1.Military personnel were banned from using TikTok (2019)
In December 2019, the US Army banned the use of TikTok on government-issued phones, citing concerns over potential security risks. The Navy followed suit, as did the Department of Defense. However, the military stopped short of issuing an outright ban on TikTok, and instead urged service members to be cautious when using the app.
2.The first attempt at a TikTok ban (2019)
In November 2019, the US government opened a national security review of TikTok’s parent company, Beijing-based ByteDance, over concerns that the company was censoring content that the Chinese government did not approve of. While the review was ongoing, the government considered banning TikTok outright. However, the ban never materialized.
3.Proposed TikTok ban in India (2019)
In April 2019, the Indian government briefly banned TikTok, citing concerns over “pornographic and inappropriate” content. The ban was lifted a few weeks later, after TikTok agreed to remove the offending content.
4.US government considers TikTok ban (2020)

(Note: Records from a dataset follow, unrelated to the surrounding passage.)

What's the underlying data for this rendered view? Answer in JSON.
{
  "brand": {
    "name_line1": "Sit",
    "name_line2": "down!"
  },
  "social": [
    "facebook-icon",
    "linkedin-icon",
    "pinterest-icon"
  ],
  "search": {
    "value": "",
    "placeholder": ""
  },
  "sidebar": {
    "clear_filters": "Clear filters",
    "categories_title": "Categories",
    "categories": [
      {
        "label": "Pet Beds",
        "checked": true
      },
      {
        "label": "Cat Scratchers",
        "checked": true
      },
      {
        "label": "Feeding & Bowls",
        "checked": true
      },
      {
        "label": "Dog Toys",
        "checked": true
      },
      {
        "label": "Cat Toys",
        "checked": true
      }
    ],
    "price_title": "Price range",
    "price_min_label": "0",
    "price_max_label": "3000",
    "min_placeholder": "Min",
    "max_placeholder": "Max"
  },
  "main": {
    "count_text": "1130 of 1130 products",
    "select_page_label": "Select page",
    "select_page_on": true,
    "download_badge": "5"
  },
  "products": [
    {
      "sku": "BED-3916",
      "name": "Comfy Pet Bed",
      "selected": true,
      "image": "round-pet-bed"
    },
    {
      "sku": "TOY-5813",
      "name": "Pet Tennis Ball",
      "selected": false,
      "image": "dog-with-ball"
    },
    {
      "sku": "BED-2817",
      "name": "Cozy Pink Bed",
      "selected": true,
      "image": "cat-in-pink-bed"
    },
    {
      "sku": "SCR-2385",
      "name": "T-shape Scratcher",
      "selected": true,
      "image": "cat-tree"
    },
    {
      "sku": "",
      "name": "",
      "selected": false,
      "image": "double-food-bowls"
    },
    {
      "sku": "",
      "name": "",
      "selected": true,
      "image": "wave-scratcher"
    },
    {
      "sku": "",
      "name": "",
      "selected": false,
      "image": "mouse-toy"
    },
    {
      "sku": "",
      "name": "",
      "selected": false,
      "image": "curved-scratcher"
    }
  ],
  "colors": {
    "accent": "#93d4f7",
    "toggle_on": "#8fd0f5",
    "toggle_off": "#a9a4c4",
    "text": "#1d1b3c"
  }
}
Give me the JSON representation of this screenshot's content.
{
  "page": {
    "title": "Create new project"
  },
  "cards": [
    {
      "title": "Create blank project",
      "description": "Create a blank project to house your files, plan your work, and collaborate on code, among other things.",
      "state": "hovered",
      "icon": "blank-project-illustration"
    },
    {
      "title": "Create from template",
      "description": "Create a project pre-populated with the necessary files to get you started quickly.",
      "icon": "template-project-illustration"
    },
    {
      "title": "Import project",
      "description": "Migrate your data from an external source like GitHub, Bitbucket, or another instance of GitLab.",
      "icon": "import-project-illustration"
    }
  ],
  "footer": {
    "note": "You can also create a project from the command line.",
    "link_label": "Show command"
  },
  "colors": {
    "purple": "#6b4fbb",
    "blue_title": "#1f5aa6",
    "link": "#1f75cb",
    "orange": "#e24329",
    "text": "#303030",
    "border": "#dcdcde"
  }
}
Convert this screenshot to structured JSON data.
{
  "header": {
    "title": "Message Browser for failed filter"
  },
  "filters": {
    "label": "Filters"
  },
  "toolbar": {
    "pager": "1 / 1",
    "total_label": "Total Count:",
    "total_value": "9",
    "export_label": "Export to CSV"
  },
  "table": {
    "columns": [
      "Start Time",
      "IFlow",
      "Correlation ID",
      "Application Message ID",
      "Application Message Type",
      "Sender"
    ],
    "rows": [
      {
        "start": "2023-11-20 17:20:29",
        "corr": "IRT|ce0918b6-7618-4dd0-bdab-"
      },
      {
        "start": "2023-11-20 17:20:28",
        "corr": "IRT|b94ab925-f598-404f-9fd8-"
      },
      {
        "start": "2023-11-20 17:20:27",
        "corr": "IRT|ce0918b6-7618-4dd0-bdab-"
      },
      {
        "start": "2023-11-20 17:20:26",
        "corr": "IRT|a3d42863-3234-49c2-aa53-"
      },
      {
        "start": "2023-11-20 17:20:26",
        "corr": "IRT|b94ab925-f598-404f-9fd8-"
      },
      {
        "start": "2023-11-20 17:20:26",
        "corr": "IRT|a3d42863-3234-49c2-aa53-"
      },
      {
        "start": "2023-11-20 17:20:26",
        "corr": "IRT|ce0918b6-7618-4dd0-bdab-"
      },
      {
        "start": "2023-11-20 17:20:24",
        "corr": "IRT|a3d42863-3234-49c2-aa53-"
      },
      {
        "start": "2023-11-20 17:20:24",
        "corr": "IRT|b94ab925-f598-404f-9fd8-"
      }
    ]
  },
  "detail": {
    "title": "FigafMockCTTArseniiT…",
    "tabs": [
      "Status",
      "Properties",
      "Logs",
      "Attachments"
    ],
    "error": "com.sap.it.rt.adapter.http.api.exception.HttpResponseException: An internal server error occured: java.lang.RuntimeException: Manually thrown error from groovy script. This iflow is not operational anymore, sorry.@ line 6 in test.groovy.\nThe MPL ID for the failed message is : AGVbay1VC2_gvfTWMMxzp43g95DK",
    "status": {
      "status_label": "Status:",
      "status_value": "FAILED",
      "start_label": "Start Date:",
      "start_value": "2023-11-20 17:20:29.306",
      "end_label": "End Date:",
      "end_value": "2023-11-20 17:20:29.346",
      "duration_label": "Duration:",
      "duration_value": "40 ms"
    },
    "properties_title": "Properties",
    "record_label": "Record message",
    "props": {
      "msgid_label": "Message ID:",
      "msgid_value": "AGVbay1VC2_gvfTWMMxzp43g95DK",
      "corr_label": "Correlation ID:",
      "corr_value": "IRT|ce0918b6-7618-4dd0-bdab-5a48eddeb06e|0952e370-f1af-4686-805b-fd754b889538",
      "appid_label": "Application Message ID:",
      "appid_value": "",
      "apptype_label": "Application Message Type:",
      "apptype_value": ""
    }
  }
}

In July 2020, the US government again considered banning TikTok over national security concerns. President Trump issued an executive order that would have effectively banned the app in the US, but the order was later blocked by a federal judge.
5.TikTok’s potential sale (2020)
As the US government continued to express concerns over TikTok’s ownership by a Chinese company, ByteDance considered selling the app’s US operations to an American company. Microsoft and Oracle were among the companies that expressed interest in acquiring TikTok, but the deal never came to fruition.
6.Proposed TikTok ban in Pakistan (2020)
In October 2020, the Pakistani government briefly banned TikTok, citing concerns over “immoral and indecent” content. The ban was lifted a few weeks later, after TikTok agreed to moderate its content in accordance with Pakistani law.
7.Proposed TikTok ban in Indonesia (2020)
In July 2020, the Indonesian government briefly banned TikTok, citing concerns over “pornography, inappropriate content, and blasphemy”. The ban was lifted a few days later, after TikTok agreed to increase its moderation efforts.
TikTok has faced numerous attempts at bans or restrictions from various governments over the past few years. While some concerns, such as data privacy and national security, may be legitimate, other reasons for attempted bans have been questionable at best. TikTok’s popularity and influence continue to grow, and it remains to be seen whether the app will face further attempts at restriction in the future.